Alabama senator withdraws women’s health bill after nationwide backlash

(W.Miller/YHN)

YH healthcare
MONTGOMERY, Ala. — Alabama Senator Larry Stutts (R-Tuscumbia) withdrew his controversial Senate Bill 289 Tuesday after a nationwide backlash against the legislation and the senator’s personal connection to it. The bill would have repealed the requirement to allow women a 48-hour stay in the hospital after giving birth and no longer require doctors to give written notification to a woman if dense breast tissue is found in a mammogram. In addition to his duties in the senate, Stutts is an OB/GYN. The bill was pulled after it was discovered the regulation Stutts was seeking to repeal was originally passed into law after a patient of his died.

Stutts narrowly won his seat in 2014 after a heated campaign against former Senator Roger Bedford, who had been one of the most powerful elected members of the Democratic party in the state.

“My sole intention with Senate Bill 289 was to re-center healthcare decisions between a patient and her doctor by limiting government mandates,” Sen. Stutts said in a statement Tuesday afternoon. “Recent media attention has not conveyed this genuine intent. After careful consideration and feedback from my constituents, I realize this legislation isn’t the best vehicle to achieve the original intent. Therefore, I am withdrawing SB289 and am comfortable with it not being considered in committee.”

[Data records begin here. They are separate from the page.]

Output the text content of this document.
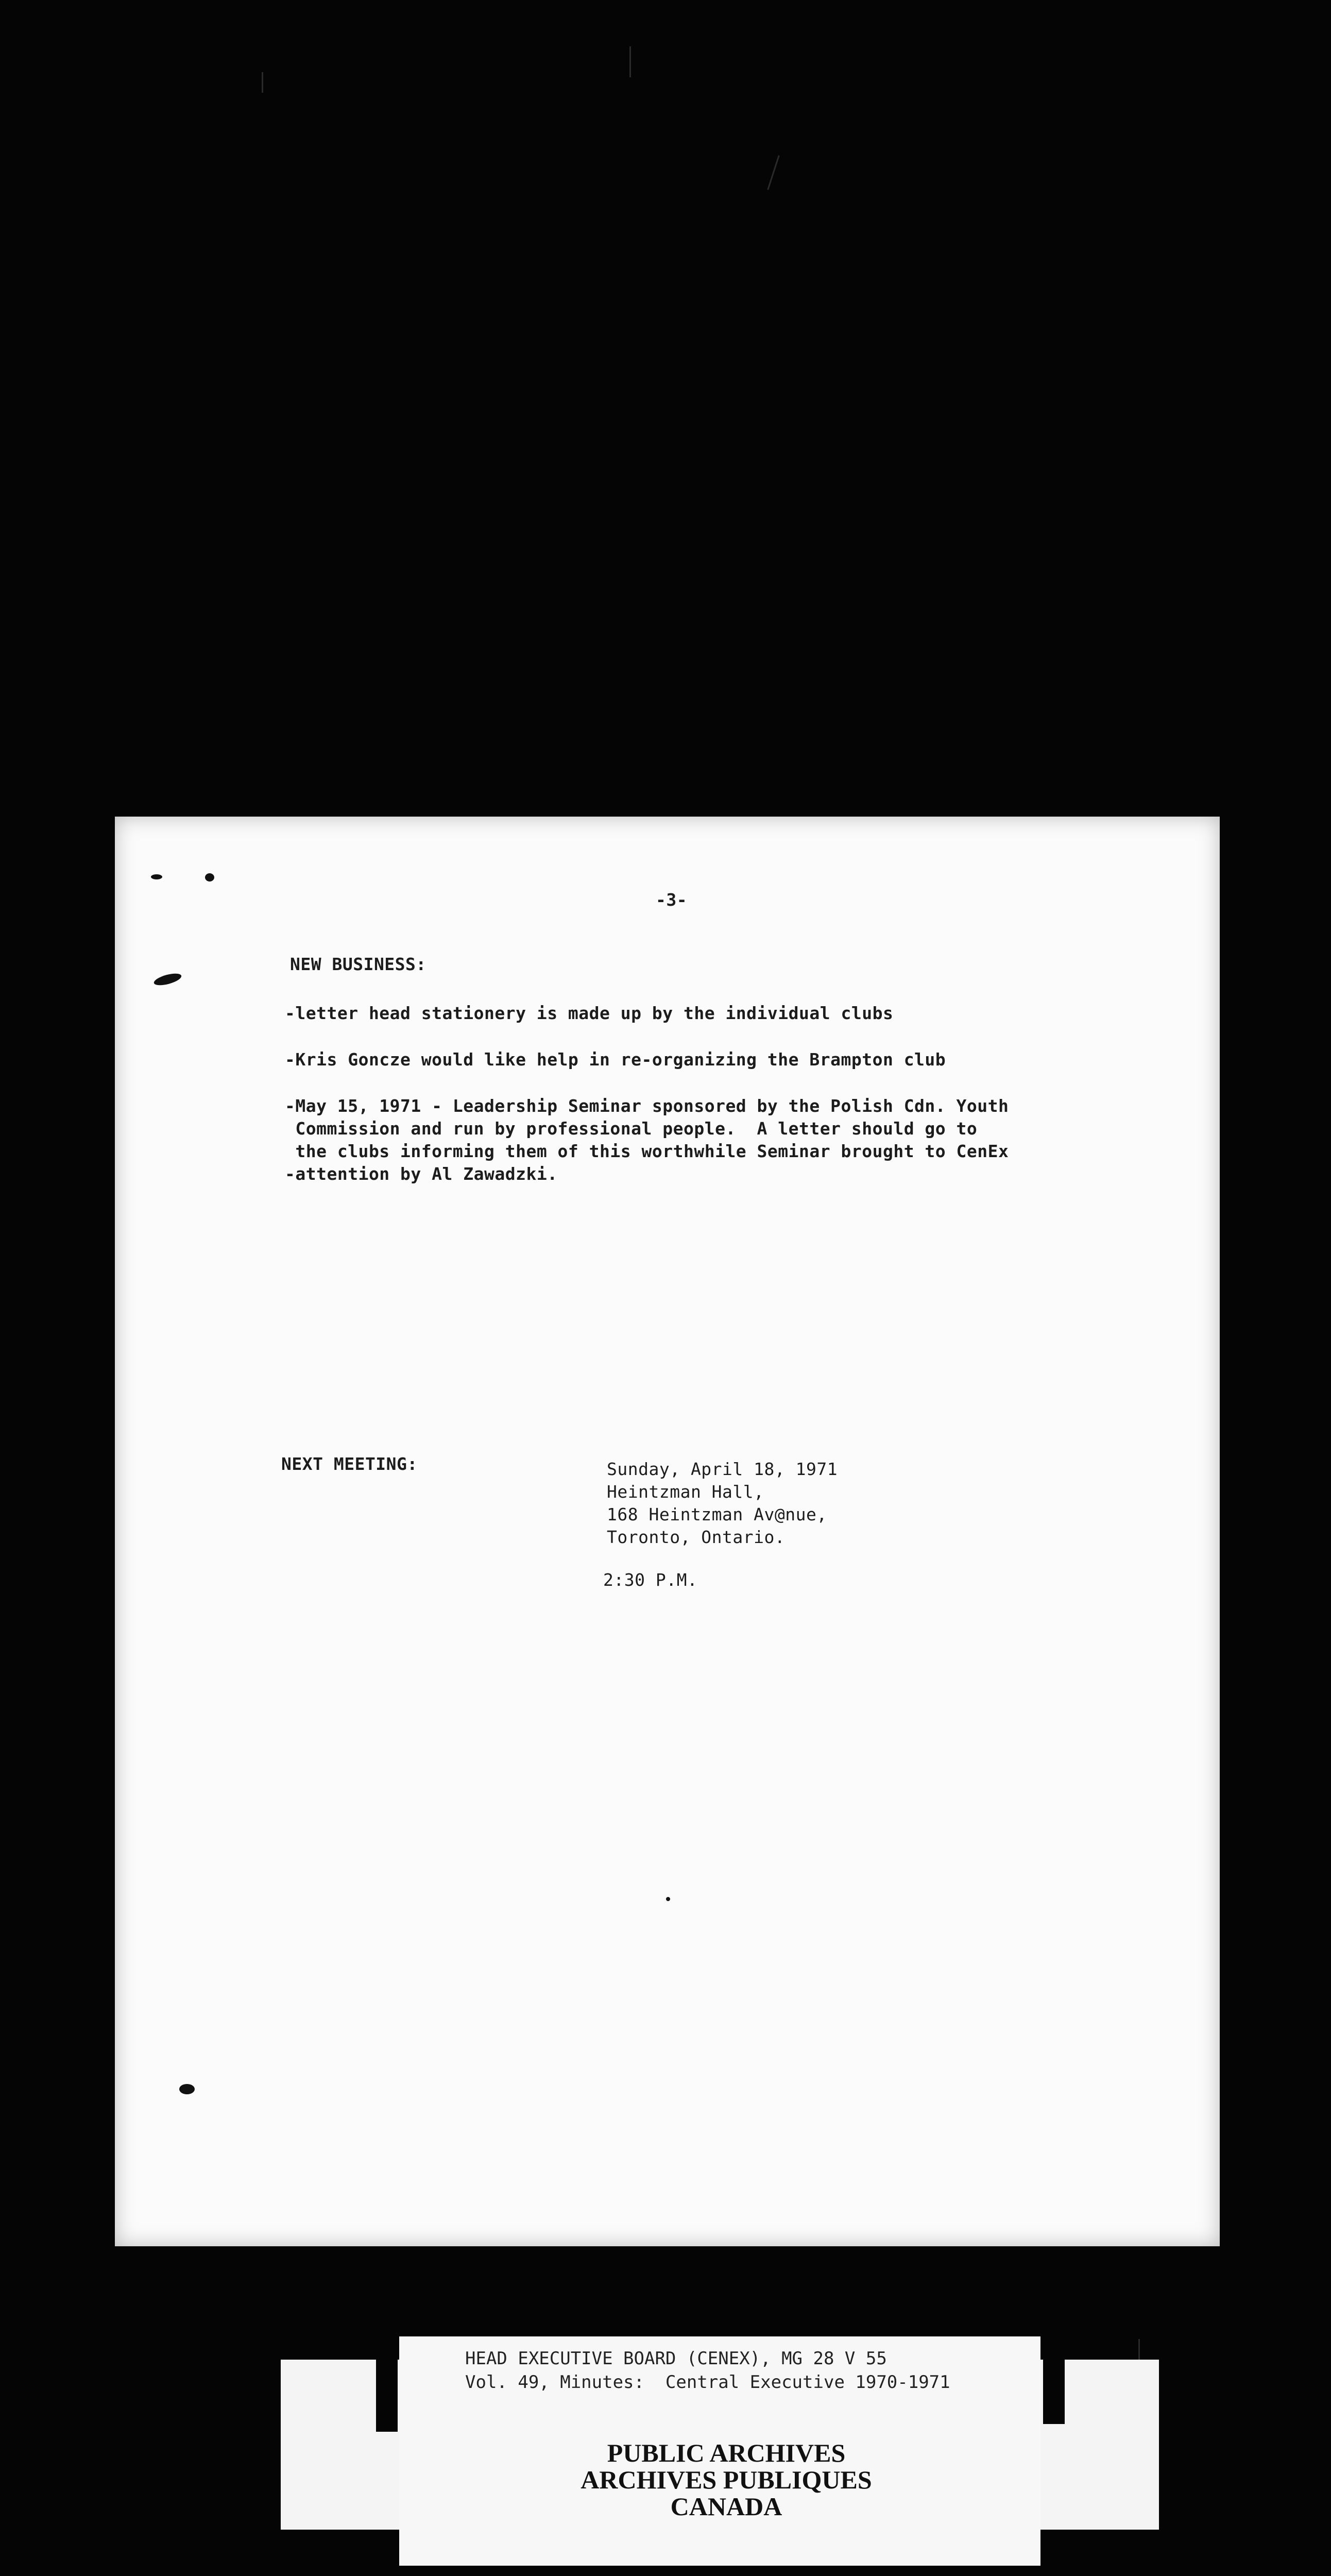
-3-
NEW BUSINESS:
-letter head stationery is made up by the individual clubs
-Kris Goncze would like help in re-organizing the Brampton club
-May 15, 1971 - Leadership Seminar sponsored by the Polish Cdn. Youth
Commission and run by professional people.  A letter should go to
the clubs informing them of this worthwhile Seminar brought to CenEx
-attention by Al Zawadzki.
NEXT MEETING:	Sunday, April 18, 1971
Heintzman Hall,
168 Heintzman Av@nue,
Toronto, Ontario.
2:30 P.M.
HEAD EXECUTIVE BOARD (CENEX), MG 28 V 55
Vol. 49, Minutes:  Central Executive 1970-1971
PUBLIC ARCHIVES
ARCHIVES PUBLIQUES
CANADA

The hospitalization law Stutts sought to repeal was passed in 1999, prompted by the death of one of his patients the year before. A wrongful death suit filed by the woman’s husband against Dr. Stutts was later settled out of court.

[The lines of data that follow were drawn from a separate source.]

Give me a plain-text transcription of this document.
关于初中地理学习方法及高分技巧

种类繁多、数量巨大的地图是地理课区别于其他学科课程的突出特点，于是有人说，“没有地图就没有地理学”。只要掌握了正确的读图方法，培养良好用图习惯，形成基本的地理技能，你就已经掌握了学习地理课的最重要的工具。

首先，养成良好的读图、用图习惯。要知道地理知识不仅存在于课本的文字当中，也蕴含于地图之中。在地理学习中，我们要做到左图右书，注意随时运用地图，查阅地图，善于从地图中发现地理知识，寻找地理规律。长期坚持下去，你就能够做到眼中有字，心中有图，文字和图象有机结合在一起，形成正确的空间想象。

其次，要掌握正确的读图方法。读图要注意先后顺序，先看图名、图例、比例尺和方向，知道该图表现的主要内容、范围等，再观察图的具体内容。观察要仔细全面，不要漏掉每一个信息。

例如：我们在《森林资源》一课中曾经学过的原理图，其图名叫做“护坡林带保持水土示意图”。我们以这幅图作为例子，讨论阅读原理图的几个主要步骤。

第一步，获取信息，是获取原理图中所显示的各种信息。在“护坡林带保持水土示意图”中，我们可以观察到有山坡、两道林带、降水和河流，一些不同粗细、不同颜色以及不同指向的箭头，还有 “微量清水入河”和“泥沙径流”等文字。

In his statement, Stutts denied that the bill had anything to do with his former patient.

“Let me also say that neither the bill nor today’s decision is related to any patient case I have had during my medical career, despite media insinuations to the contrary,” he said. “I am proud of my 25 years serving my community and state as an OB-GYN, and I look forward to continue serving them both as a medical doctor and senator.”

The requirement for physicians to notify, in writing, women whose mammograms show dense breast tissue, which Stutts’ bill would have repealed, was originally sponsored by former Sen. Bedford after his wife was diagnosed with stage 3 breast cancer that had spread to her lymph nodes. Her mammogram showed dense breast tissue, which masked the cancer until it had already spread.

Members of the Democratic party quickly waged a social media campaign against the bill, and several media outlets soon picked up the story, but it was the discovery of Sen. Stutts’ intimate connection with the law he was trying to repeal that ultimately sealed its fate.